Information Leakage in Cyber-Physical Systems

Guest Info

Tevfik Bultan is a Professor in the Department of Computer Science at the University of California, Santa Barbara (UCSB). His research interests are in software verification, program analysis, software engineering, and computer security. He co-chaired the program committees of the 9th International Symposium on Automated Technology for Verification and Analysis (ATVA 2011), the 20th International Symposium on the Foundations of Software Engineering (FSE 2012) which is the flagship conference of ACM SIGSOFT, the 28th IEEE/ACM International Conference on Automated Software Engineering (ASE 2013) and the 41st ACM/IEEE International Conference on Software Engineering (ICSE 2019) which is the premier software engineering conference in the world. He was the general chair of the 2017 ACM SIGSOFT International Symposium on Software Testing and Analysis (ISSTA 2017). He served as the chair (2019-2023) and vice chair (2005-2009) of the Department of Computer Science at UCSB.

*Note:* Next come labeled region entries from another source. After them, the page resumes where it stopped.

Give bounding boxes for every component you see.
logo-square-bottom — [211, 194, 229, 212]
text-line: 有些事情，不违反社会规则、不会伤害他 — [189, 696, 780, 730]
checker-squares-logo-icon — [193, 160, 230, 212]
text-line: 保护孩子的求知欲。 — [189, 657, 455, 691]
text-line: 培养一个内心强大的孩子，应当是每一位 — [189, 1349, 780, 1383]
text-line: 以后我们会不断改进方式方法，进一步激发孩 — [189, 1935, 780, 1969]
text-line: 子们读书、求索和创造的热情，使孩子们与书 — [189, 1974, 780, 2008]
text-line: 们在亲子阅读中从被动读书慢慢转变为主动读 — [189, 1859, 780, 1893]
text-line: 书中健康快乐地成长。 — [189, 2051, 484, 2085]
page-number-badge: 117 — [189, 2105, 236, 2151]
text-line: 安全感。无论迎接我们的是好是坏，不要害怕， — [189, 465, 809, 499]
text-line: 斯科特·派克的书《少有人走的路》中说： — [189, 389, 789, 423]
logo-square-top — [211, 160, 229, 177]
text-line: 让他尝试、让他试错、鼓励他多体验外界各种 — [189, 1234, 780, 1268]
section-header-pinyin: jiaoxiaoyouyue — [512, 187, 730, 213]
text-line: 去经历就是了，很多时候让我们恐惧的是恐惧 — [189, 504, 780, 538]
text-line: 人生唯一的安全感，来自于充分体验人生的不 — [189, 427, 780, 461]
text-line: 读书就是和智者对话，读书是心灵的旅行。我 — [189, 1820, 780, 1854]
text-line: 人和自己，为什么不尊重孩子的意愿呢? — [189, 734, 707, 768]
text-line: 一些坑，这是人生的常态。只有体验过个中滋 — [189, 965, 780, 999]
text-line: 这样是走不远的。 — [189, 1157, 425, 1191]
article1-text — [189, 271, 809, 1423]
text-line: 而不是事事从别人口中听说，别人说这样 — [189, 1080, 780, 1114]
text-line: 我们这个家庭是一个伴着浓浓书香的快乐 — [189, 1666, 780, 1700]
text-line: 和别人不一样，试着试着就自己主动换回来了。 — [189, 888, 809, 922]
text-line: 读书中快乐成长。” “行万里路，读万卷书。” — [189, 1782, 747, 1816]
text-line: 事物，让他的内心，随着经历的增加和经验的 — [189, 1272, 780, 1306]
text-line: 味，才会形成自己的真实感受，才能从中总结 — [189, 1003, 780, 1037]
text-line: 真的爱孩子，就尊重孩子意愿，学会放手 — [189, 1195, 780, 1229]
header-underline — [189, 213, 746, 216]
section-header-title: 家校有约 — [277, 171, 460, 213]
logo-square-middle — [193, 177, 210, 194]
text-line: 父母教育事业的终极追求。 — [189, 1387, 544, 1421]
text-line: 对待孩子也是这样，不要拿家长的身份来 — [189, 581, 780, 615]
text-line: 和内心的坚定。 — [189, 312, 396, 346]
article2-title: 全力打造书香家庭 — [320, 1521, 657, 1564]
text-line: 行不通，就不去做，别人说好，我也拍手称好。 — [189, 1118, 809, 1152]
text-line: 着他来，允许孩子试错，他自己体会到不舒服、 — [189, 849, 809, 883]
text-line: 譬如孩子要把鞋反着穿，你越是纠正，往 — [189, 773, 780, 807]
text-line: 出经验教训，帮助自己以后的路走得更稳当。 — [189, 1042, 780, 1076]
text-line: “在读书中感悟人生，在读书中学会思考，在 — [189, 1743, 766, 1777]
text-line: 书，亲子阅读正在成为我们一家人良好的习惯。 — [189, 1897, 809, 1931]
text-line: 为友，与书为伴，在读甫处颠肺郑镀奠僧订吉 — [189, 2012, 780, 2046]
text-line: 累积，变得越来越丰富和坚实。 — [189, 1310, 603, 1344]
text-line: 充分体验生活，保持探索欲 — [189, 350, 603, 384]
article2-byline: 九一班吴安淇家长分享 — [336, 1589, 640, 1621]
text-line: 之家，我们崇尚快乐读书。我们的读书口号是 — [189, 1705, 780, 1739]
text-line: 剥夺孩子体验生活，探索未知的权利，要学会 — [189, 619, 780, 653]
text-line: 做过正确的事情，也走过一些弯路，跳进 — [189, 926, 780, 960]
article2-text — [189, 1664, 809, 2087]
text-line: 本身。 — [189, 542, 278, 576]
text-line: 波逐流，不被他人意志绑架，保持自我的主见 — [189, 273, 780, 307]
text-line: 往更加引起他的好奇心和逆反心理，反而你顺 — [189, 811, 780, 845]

Tevfik Bultan is the recipient of a NATO Science Fellowship from the Scientific and Technical Research Council of Turkey (TUBITAK), a Regents’ Junior Faculty Fellowship from the University of California, Santa Barbara, a Faculty Early Career Development (CAREER) Award from the National Science Foundation, two ACM SIGSOFT Distinguished Paper Awards, a Best Paper Award from International Conference on Automated Software Engineering (ASE), and the UCSB Academic Senate Outstanding Graduate Mentor Award. He was recognized as an ACM Distinguished Scientist in 2016.

Abstract

A crucial problem in computer security is detecting information leakage via side channels. Information gained by observing non-functional properties of cyber-physical systems can enable attackers to infer private and sensitive information accessed by the system. For example, observations about execution time, memory usage, or timing and sizes of network packets can all leak sensitive information. In this talk, I will discuss techniques for detecting and quantifying information leakage. I will also discuss how an adversary can use observations about system behaviors to construct input sequences that recover secret information. Finally, I will discuss mitigation techniques for preventing information leakage.